Wanna become a data scientist? Checkout Beyond Machine!
Team Data Science Process
I have talked in the past in this blog about the need for standardisation of data science and data science processes. Microsoft has made progress on that front. It has released a particular methodology called TDSP (Team Data Science Process). This is an attempt to formalise the way that data scientists work and collaborate.
In order to further support this methodology Microsoft recently released two very valuable tools for TDSP which you can find at this repository. The Modeling tool allows for automated test of different algorithms and IDEAR aids with exploration and reporting.
Both of the tools are in R. The modelling tool uses YAML to specify experiments, which makes it pretty convenient. The cases covered now are binary classification and regression, but I would expect more things to see coming up in the future. From the description of the documentation of TDSP, it is clear that Microsoft wants to create something like Agile, but for data science.
While I am not suggesting that everyone should follow the methodology created by Microsoft, I do believe it is a step towards the right direction. I expect methodologies to show up in the near future.
The importance of data science processes
I believe that data science processes is an important step that data science needs to undertake in order to improve faster adoption in more industries. Right now the field is very dispersed, largely due to the fact that data science is a combination of many disciplines: statistics, machine learning, AI and other fields (such as data mining). I have written in the past about the differences between AI and machine learning, and machine learning with statistics.
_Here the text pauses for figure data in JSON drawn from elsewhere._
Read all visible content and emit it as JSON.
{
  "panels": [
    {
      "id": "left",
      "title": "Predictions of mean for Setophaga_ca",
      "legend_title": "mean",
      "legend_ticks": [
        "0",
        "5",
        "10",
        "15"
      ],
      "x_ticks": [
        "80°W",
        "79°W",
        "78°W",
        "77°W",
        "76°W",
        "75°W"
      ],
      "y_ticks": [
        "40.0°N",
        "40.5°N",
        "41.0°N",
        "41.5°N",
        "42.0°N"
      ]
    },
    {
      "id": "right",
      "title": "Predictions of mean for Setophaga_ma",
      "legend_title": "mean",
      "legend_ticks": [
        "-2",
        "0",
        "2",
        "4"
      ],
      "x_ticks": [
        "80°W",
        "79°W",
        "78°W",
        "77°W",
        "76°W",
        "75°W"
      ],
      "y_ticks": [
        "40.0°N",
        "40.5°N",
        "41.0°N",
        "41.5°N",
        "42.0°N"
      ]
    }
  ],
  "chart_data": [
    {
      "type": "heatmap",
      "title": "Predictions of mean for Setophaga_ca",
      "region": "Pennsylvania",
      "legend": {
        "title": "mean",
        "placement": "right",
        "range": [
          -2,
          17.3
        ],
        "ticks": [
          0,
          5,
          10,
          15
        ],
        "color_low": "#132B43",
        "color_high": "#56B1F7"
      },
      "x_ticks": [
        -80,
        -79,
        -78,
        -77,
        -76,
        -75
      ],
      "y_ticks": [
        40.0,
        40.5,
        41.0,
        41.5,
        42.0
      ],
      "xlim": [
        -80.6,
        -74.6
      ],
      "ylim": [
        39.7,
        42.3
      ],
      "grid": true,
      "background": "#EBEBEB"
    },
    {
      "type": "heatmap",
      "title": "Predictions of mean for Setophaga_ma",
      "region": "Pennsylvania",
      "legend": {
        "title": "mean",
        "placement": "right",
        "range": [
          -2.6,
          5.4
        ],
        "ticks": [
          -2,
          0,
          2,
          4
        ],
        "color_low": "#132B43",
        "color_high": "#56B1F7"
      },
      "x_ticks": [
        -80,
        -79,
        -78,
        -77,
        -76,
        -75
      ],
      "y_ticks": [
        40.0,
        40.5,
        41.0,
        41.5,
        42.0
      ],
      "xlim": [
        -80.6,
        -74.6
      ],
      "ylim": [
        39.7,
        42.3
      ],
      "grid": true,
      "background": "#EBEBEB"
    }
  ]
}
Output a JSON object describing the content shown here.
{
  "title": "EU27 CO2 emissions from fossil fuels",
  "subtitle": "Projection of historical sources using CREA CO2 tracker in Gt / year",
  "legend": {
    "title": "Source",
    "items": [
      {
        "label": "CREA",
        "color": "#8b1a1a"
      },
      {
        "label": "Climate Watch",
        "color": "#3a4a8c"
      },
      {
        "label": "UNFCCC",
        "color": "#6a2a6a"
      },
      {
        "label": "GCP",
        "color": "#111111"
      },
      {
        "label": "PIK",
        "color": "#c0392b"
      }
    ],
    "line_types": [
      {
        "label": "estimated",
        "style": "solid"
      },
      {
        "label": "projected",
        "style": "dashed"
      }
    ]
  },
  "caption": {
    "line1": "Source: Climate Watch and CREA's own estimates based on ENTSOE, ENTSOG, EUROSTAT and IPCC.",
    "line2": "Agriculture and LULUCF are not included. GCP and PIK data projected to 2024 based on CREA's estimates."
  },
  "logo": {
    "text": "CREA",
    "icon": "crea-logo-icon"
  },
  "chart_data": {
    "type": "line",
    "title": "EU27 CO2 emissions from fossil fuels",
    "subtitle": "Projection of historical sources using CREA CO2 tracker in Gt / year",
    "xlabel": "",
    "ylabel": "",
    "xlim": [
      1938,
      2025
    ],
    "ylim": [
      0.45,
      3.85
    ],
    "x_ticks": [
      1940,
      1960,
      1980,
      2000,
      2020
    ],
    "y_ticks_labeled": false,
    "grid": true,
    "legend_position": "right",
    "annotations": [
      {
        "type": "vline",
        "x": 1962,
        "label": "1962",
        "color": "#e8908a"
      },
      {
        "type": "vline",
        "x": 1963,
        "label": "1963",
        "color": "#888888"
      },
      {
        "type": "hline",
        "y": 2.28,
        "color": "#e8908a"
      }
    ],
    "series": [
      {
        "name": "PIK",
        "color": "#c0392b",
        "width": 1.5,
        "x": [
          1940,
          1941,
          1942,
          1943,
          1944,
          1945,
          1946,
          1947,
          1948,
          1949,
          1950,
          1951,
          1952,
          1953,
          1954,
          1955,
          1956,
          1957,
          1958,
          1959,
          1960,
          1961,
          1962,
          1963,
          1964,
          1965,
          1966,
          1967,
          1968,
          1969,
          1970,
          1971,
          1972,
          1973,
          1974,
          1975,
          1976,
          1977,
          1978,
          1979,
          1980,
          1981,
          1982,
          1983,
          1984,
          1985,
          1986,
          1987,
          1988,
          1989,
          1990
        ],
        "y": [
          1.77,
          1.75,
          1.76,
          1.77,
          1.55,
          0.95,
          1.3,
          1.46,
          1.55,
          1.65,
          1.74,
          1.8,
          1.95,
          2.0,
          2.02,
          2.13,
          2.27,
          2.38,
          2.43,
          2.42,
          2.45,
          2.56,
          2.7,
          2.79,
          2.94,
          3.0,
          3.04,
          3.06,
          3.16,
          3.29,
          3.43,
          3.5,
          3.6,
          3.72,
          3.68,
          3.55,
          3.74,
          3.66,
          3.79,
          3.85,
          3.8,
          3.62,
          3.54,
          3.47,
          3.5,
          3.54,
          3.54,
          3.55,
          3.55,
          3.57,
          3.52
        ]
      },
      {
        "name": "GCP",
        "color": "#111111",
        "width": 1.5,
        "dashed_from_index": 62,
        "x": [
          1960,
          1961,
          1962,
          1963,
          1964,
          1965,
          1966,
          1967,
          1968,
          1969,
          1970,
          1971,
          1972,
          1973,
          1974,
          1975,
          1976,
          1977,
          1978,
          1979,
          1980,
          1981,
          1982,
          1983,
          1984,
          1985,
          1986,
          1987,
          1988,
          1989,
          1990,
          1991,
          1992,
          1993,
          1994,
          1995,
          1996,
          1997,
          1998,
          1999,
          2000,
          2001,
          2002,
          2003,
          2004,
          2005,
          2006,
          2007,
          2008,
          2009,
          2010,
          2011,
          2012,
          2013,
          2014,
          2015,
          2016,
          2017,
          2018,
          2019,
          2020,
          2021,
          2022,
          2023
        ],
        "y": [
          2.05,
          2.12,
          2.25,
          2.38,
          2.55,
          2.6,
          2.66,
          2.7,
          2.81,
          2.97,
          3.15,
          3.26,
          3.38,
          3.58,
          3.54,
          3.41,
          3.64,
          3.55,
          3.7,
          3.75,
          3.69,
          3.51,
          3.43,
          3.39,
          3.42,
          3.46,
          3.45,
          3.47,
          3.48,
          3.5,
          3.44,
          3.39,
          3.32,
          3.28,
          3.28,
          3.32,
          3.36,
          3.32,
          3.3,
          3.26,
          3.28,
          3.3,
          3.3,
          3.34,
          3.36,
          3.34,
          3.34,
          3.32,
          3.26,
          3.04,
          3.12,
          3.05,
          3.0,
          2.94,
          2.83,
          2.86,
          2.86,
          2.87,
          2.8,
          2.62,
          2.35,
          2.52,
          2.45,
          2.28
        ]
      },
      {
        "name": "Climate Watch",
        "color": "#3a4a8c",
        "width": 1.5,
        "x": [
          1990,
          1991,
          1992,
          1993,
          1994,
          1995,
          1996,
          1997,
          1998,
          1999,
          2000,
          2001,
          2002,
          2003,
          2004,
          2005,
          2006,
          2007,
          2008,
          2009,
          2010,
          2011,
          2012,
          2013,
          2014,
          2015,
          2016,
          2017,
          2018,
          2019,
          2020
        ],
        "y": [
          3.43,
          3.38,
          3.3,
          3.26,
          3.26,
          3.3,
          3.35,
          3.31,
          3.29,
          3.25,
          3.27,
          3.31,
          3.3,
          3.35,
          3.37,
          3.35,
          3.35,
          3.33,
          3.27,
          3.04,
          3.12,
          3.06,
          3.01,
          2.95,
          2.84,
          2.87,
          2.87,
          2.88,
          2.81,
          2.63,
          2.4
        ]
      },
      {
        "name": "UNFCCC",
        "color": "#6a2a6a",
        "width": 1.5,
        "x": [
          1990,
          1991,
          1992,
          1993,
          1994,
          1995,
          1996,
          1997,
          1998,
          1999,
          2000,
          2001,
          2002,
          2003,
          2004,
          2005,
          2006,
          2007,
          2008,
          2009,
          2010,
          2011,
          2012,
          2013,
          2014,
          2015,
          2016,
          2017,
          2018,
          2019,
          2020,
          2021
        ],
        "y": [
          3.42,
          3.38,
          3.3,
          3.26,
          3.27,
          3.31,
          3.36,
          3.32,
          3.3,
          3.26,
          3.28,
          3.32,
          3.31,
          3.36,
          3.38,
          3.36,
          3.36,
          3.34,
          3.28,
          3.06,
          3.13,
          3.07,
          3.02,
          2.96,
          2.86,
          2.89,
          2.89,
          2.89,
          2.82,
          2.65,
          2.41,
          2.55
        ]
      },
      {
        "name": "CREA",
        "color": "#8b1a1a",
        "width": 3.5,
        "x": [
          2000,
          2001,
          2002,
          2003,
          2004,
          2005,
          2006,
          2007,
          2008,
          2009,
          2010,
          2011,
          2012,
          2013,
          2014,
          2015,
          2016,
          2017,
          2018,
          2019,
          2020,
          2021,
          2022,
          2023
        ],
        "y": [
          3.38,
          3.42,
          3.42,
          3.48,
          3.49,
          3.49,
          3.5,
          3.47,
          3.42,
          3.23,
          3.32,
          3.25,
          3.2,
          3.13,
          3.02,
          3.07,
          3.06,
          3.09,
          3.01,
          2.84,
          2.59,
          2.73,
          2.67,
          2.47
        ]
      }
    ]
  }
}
There is a fragmentation in terms of training (how one becomes a data scientist), methods, and languages (e.g. R vs Python).
There have been some efforts to unify languages in the past through PMML (Predictive Model Markup Language), but this was never widely adopted. Furthermore, the work done by Microsoft is in the right direction, because it provides a more abstract framework of approaching data science problems. I don’t believe unification of tools will ever happen, since there are so many software libraries coming out every year. However, the overall process itself through which we define problems and collaborate to solve them can be unified, and could help in the adoption of best practices in analytics throughout all industries.